Afin d’achever mon cycle d’études pour l’enseignement de l’anglais
en tant que seconde langue, j’avais choisi de suivre des cours de littérature
espagnole. De plus, cette option m’avait semblé vraiment passionnante.
Mais le premier soir, cela s’était mal passé. Le professeur
Mendez semblait compétent et convaincant dans son cours d’introduction.
Cependant, j’étais surprise qu’il s’adresse à nous en anglais alors
que c’était un cours pour étudiants avancés. Je levai
le doigt et posai la question à voix haute. Tous les étudiants se
turent, curieux de la réponse du professeur. Celui-ci prit un ton
sarcastique et prétendit que nous n’étions pas assez avancés
pour être capables de discuter histoire et littérature en espagnol.
Un débat enfiévré s’ensuivit, chacun des participants
se positionnant d’un côté ou de l’autre et, bien entendu, je fus
considérée comme l’élément perturbateur. Le
sentiment d’antipathie qui se développa crescendo contre moi au cours
du trimestre eut sa racine dans cette polémique.
Quand nous rendîmes nos copies de mi-trimestre, le professeur en profita
pour se venger de moi. J’avais bien préparé mon rapport mais
il ne me gratifia que d’une note passable, prétextant que j’avais
mal interprété le sujet : j’avais analysé le texte
au lieu de le résumer. J’étais vraiment furieuse et ma famille
prit mon parti: ce professeur était sans doute un antisémite
et, de plus, la discussion que j’avais suscitée m’avait certainement
desservie.
Juste à cette époque, parut un magazine dans lequel l’une de mes
histoires avait été publiée.

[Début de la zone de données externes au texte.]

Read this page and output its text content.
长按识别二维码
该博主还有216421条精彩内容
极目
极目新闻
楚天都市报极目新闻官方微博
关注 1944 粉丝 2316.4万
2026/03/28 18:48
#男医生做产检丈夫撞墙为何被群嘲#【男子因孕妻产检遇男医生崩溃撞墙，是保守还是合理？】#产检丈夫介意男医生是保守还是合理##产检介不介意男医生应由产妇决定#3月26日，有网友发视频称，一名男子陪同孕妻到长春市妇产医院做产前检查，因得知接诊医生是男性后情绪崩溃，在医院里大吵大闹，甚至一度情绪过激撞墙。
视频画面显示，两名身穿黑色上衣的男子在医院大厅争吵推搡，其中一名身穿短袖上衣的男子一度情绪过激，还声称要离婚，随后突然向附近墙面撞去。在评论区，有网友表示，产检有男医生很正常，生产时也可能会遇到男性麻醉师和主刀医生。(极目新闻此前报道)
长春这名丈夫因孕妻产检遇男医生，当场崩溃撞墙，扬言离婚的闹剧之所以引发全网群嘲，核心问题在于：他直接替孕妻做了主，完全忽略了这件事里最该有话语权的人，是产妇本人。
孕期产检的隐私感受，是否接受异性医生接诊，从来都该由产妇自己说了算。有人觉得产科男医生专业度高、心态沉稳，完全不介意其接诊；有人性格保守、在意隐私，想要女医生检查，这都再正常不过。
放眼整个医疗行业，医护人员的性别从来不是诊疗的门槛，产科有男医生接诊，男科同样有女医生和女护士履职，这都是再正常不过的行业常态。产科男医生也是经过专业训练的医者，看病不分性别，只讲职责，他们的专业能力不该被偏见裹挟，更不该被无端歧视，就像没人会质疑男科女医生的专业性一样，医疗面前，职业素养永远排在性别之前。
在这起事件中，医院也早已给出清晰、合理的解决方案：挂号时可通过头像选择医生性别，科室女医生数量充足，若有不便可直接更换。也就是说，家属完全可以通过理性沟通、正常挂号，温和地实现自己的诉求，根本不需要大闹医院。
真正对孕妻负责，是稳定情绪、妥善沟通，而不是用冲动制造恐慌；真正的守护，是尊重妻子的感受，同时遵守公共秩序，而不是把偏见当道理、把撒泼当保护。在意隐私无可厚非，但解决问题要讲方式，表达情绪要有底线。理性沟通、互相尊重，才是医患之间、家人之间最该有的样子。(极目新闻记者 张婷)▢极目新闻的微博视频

Elle contenait des épisodes
particulièrement touchants de mes souvenirs d’enfance durant les fêtes et
j’apportai le magazine pour le montrer à certains de mes camarades. J’avais
même prévu de le montrer au professeur. Mais ce soir-là, une nouvelle
discussion éclata dans la classe et la question fut une fois de plus
réglée à mon désavantage: je fus obligée de
quitter la classe tant les propos étaient devenus désagréables
à mon encontre.
Au milieu des escaliers – et je ne saurai jamais pourquoi – je me repris
et retournai sur mes pas. Les étudiants avaient quitté la
classe et le Professeur Mendez rangeait ses affaires. Il me regarda, surpris,
et je lui montrai mon article. Il y jeta un coup d’œil rapide puis, à mon
grand étonnement – me demanda la permission de le lire plus attentivement
à la maison. Il me le rapporterait le lendemain.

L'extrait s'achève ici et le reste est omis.